Monster in my Pocket

Monster in my Pocket

Long before Pokemon a different monster collecting craze swept the world:  Monster in my Pocket.  Oh you’ve never heard of them?  Truth be told neither had I at the time.  Not to make it sound as though I was in tune with all the hot trends of the early 90s but Monster in my Pocket had no recognition among my circle of friends, like pogs.   But for its time it was huge, spanning most media, including video games.  Capcom and Konami had a proven track record with licensed properties at this time and Monster in my Pocket represents Konami at the top of their game.

The Monster in my Pocket videogame released in 1991 followed the plot of the comic book miniseries, in which Warlock, the big bad of the MIMP universe sends a cadre of his henchman to the Miles home to destroy the good monsters, led by Vampire and (Frankenstein’s) Monster.  The journey will span a range of environments from the Miles home to a construction site before the final confrontation with Warlock.

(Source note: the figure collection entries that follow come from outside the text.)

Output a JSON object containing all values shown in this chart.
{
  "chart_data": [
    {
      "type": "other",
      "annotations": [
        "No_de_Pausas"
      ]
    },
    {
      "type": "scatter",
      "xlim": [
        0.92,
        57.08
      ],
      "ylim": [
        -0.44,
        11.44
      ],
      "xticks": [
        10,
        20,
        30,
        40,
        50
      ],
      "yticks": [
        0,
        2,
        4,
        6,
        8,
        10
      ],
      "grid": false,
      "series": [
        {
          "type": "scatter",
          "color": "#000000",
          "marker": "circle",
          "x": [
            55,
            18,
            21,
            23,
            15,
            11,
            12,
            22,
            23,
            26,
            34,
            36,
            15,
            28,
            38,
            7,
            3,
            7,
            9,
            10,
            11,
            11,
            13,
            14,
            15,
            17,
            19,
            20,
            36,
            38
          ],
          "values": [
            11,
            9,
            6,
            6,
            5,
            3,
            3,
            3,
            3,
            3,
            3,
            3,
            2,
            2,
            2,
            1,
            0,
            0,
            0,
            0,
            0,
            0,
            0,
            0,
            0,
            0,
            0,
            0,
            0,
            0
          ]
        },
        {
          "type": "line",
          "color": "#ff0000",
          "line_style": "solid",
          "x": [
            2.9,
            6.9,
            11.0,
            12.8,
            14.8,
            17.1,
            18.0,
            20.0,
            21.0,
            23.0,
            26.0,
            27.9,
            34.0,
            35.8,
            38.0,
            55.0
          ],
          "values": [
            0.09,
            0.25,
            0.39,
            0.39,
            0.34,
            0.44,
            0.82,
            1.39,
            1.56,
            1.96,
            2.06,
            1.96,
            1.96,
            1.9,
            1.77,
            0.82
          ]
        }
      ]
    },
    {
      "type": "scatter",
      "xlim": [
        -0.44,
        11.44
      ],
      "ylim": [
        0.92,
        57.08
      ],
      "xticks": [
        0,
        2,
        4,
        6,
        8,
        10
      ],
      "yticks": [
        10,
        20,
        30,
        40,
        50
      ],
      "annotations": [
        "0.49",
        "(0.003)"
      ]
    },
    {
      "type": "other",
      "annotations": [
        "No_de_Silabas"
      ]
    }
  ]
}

The Monster in my Pocket franchise held many similarities to Pokemon, so many in fact that they unsuccessfully tried to sue Nintendo.  But you can’t really blame them.  The over 200 monsters were broken up into categories like Dinosaurs, Space Aliens, etc.  They were released in 11 series and graded on a scale of 1-30 in terms of rarity and value.  Remember the fist fights that occurred over Pokemon cards and such, many I personally witnessed between grown adults?  This was the precursor to that.  Although Pokemon has definitely stolen its thunder in some ways it left the door open for MIMP to come back as the property has seen another revival as late as 2006.

While the monsters spanned the typical genre conventions such as Werewolves, Vampires, skeletons and such they were not afraid to draw from mythology as well, with the likes of Baba Yaga, Kali, Hanuman (look it up) represented.  What this means is that the game had a gigantic well to draw from, which it does and makes full use of its license to create one of the better licensed video games for the NES, no small feat considering the competition.

The choice between the Vampire and the Monster is purely cosmetic.  I guess it makes two-player coop a lot simpler as they don’t have to balance the game around two different skill sets.  They both share the same powers, which consist of a double jump and a forward energy attack.  The energy attack flows in an arc and lingers in the air for a brief second, useful for taking out multiple enemies in a row or any flying bad ass that tries to swoop in for the attack.  Occasionally there are objects scattered around that you can pick up and throw; usually keys.  The cool thing is you can carry them into the boss fights, which makes some of these battles trivial.

Not that it’s even necessary.  MIMP is like Castlevania if Simon Belmont weren’t a gimp.   Thanks to the pitch perfect controls as well as the double jump the game is simply enjoyable from start to finish.  It’s perfectly balanced and features a linear difficulty curve but never descends to the cheap bullshit of the Castlevania games.  Health power-ups are spaced after every clump of enemies and in most cases you’ll need them.  That kind of tuning comes from years of experience; I guess the fan outrage over some of Castlevania’s more frustrating elements didn’t fall on deaf ears.

Thanks to the toy line the game has a large well of enemies to draw from, with new ones debuting on every stage.  The enemy variety and there ever changing attack patterns keep the game fresh at every level.  Speaking of stages, the level design is superb and makes excellent use of its premise of shrunken monsters in a world full of giants (from their perspective at least).  The environmental hazards such as flaming stove tops, bouncing balls of yarn and even sewage drains make clever use of everyday objects for gameplay purposes and only escalate as the game progresses.

Graphically Monster in my Pocket is a more mature version of Rescue Rangers, a game with a similar premise.  The character sprites are large and detailed and the enemies span the whole monster gamut, all in part because of the toy line.  The bosses feature some of the more popular toys, such as Spring Heeled Jack, Bigfoot, and even Satan (!).  The music is quite catchy and while it isn’t as memorable as that other Konami series it holds up well.

I love to be surprised by little known gems such as this.  Monster in my Pocket is definitely a hidden gem among the NES library of classics and is deserving of any platform fans attention.  The only things holding it back from classic status are its length and slight ease but considering it’ll probably set you back a few bucks at most there’s no reason not to dive in.